Click to See Complete Forum and Search --> : Any netstat experts here?


Konan
09-12-2009, 04:47 PM
Or, just anyone with a familiarity.

I recently installed Hughesnet for my broadband (not my first choice, but the only alternative to 24k dialup). So far it works just fine. I am limited to 200 meg a day, which is far more than I ever use so that is no problem. Except...

A few days ago, my internet session slowed to a crawl. Looking at my stats, I realised that I had been Fapped. That is, my access was limited for 24 hours for going over my download limit. I didn't know why.

The next day, it happened again, but this time I noticed a solid receive signal on my router. I was not surfing or downloaded anything at the time. I don't think I even had Firefox started.

The next day, again, but this time I immediately killed the link at the router and and restarted. Whatever the connection was didn't start up again.

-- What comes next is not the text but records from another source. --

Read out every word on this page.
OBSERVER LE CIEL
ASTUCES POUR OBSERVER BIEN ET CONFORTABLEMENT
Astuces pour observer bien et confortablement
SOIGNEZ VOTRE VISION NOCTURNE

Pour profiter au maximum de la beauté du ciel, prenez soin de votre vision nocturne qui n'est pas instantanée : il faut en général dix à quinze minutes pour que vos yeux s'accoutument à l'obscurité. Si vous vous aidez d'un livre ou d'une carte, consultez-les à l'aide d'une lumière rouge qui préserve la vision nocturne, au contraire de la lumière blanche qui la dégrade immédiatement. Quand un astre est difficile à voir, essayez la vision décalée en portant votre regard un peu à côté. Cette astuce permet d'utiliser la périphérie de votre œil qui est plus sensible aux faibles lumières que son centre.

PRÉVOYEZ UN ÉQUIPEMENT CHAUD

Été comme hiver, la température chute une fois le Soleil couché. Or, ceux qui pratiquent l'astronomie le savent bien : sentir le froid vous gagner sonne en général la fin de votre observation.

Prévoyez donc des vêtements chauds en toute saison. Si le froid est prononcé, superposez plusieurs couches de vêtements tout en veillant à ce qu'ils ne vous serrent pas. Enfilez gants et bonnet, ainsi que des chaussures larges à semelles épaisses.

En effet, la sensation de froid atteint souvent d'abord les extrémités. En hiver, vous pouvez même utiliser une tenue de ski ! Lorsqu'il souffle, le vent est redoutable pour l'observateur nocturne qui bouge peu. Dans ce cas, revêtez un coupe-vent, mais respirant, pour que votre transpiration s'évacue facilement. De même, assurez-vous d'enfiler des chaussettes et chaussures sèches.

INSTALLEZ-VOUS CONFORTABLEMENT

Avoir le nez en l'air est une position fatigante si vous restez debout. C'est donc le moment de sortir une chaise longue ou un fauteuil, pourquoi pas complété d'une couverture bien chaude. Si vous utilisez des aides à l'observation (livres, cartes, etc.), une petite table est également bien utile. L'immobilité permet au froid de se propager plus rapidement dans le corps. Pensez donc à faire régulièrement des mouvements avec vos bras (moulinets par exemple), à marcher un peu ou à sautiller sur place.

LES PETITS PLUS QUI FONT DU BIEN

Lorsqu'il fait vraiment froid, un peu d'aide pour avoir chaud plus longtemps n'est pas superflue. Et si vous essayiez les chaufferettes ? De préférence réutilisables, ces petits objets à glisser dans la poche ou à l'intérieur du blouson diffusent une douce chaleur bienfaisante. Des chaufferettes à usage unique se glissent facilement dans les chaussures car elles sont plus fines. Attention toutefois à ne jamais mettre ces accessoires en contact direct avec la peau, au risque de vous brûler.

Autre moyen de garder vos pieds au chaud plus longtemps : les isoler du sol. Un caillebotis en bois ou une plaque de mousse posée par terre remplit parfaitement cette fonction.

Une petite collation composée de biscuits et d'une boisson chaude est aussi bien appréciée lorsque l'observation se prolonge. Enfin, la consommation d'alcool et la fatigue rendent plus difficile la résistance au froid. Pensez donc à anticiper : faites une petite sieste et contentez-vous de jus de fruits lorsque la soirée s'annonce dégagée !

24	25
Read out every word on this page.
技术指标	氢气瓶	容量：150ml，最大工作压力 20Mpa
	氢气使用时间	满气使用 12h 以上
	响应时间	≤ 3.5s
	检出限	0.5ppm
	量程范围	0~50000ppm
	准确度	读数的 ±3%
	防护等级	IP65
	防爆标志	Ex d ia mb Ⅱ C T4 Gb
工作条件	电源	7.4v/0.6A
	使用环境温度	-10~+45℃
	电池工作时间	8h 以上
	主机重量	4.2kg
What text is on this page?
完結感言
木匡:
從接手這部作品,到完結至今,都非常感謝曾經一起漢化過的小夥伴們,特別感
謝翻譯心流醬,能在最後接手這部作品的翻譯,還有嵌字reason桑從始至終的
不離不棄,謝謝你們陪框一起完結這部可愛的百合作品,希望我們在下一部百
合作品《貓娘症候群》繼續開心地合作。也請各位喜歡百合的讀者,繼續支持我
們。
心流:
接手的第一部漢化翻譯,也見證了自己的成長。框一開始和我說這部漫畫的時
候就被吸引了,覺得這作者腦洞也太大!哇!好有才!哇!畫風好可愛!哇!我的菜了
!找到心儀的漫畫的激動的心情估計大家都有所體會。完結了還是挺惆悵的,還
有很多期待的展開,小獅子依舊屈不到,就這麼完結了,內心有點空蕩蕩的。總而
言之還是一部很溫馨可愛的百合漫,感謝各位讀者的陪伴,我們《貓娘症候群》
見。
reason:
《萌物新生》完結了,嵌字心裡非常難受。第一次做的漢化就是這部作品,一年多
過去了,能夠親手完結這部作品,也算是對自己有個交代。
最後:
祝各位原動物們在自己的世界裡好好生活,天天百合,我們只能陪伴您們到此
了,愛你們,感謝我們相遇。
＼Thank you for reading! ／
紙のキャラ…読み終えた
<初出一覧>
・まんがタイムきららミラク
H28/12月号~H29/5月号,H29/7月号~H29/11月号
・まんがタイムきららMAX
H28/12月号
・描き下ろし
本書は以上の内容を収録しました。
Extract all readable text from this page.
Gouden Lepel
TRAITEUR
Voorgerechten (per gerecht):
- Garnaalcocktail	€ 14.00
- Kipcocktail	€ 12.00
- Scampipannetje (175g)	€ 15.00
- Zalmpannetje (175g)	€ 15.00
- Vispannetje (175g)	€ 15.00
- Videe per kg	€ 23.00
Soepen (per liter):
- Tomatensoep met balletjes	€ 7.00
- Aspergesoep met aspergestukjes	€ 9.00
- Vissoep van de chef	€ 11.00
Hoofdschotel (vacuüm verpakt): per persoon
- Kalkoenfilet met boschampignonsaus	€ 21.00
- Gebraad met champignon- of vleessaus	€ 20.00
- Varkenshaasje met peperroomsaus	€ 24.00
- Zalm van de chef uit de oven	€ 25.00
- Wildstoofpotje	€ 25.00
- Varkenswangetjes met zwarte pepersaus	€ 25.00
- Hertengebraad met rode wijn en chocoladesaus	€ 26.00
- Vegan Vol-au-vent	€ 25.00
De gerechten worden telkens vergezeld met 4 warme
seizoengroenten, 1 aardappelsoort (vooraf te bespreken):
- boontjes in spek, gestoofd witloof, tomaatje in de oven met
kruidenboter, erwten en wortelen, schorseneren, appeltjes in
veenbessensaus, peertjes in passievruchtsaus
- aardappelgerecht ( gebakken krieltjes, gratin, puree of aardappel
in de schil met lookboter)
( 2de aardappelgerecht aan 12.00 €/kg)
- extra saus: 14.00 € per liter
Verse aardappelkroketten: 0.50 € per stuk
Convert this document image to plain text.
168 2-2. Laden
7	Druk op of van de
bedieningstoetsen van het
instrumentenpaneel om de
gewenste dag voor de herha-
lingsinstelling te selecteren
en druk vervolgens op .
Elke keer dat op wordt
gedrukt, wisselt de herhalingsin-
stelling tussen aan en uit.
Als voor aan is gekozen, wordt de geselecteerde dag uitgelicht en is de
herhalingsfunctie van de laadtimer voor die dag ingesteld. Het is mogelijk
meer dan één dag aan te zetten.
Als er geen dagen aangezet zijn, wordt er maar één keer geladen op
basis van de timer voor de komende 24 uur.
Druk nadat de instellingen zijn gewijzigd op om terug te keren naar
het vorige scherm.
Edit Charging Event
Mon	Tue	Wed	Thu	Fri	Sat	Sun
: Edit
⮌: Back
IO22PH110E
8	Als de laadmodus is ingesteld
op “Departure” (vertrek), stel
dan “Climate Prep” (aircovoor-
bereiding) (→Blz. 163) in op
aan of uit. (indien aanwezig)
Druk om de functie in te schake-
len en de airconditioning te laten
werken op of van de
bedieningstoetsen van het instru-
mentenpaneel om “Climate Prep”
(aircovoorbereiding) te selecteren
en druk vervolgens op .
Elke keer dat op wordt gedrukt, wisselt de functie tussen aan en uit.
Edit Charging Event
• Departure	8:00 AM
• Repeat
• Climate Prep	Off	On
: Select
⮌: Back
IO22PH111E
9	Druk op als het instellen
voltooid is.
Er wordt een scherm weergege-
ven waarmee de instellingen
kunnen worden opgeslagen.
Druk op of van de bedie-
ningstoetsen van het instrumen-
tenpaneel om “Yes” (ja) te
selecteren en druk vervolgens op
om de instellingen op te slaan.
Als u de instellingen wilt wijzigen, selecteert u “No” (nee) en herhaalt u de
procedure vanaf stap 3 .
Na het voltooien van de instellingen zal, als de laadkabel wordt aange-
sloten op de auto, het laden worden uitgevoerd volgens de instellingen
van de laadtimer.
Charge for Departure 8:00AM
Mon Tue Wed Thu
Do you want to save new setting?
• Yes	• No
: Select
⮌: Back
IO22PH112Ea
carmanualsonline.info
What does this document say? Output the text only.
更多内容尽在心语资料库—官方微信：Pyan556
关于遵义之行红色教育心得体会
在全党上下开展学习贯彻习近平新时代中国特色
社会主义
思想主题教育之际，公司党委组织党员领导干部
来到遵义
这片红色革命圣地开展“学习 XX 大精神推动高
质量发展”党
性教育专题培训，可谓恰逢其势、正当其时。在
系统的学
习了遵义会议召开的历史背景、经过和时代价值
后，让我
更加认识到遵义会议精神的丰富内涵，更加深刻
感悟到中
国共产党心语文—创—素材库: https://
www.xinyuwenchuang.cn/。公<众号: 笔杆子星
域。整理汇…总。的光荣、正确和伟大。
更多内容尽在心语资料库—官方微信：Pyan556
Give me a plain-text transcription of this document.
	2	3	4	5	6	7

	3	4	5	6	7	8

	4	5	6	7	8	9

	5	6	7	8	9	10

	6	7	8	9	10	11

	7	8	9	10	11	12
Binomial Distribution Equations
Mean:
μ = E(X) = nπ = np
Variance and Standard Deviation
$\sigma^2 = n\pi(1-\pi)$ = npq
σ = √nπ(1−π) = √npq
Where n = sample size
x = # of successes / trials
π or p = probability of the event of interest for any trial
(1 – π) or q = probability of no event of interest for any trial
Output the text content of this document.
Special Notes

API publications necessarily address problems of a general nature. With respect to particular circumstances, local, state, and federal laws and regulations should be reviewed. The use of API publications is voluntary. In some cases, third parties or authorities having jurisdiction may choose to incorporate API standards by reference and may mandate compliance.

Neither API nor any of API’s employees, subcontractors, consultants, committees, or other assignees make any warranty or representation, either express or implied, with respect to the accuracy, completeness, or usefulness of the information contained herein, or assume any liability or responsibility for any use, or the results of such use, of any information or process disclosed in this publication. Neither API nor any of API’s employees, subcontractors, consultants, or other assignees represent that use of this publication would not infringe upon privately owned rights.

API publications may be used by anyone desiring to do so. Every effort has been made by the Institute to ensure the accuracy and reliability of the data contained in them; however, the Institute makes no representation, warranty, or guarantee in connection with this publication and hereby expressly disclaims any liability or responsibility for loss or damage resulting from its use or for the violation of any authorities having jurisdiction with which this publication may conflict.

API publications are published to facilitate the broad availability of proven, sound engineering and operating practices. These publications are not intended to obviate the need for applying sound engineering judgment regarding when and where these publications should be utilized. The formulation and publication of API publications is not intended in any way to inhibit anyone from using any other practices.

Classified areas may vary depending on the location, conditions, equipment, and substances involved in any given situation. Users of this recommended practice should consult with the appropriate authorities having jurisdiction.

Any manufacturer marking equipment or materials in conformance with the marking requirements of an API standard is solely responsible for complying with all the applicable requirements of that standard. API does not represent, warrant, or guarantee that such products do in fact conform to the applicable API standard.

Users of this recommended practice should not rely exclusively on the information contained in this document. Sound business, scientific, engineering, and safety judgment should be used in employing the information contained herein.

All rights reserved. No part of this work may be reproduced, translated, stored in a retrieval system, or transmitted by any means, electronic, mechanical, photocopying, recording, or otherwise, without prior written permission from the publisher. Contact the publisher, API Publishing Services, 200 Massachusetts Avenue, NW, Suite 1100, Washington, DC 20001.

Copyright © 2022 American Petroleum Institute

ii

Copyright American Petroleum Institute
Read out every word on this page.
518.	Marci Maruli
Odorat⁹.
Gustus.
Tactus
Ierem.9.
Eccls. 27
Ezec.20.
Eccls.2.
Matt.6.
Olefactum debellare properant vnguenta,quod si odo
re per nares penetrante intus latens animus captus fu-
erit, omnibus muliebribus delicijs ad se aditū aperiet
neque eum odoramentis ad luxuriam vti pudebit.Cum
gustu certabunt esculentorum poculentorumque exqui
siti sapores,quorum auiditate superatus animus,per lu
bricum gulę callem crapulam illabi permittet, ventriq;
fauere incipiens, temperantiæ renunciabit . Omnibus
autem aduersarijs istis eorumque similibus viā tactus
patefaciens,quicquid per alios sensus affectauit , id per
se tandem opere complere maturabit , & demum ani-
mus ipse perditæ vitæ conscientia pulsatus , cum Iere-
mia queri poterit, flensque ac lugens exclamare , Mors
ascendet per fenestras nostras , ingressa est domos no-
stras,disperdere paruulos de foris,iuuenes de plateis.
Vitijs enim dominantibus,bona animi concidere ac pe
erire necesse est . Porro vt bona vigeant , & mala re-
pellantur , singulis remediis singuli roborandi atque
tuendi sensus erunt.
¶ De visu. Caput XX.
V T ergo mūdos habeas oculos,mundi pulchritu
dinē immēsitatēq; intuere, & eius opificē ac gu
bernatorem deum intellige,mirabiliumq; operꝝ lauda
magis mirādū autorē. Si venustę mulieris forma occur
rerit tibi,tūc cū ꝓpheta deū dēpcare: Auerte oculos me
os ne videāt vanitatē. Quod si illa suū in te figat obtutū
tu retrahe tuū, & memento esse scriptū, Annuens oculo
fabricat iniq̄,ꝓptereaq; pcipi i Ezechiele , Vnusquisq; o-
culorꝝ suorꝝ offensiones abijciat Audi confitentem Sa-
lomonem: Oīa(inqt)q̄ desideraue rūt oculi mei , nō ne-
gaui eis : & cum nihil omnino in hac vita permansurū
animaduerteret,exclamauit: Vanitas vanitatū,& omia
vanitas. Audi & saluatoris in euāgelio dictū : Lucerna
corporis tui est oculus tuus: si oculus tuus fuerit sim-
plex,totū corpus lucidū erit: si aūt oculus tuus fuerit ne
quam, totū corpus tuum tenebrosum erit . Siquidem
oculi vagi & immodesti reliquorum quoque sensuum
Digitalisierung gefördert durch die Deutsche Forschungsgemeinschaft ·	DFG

I assumed that something was calling home and trying to download an update, even though I have autoupdates turned off on everything I have loaded that has that option. Since it will download at least 220 meg before being blocked, I can't imagine what update would be so large.

I wrote a script to search the hard drive from top to bottom to give me any file or directory with a create or modify date around the times that I noticed the downloads. I have found nothing except for small stuff like history files for Firefox, etc. However, so far it has only happened when I am using the computer, never during the bulk of the day when it is inactive. That makes me thing that something that I am doing is triggering the activity.

The next time it happens, I want to run a utility to see where the download is coming from. Netstat appears to be an option. Or, does anybody have another suggestion?

Thanks
Konan

je_fro
09-12-2009, 10:24 PM
You could shut everything down and start wireshark... see every packet that comes or goes...

DarbyWeaver
09-13-2009, 01:44 AM
netstat -an and you can pipe its output to a text file.

I second the wireshark idea - I'm a sniffer certified master, so I'm biased to that approach but netstat is first and easier. And it can show you the process and from there you can find the binary that may be responsible for your issue.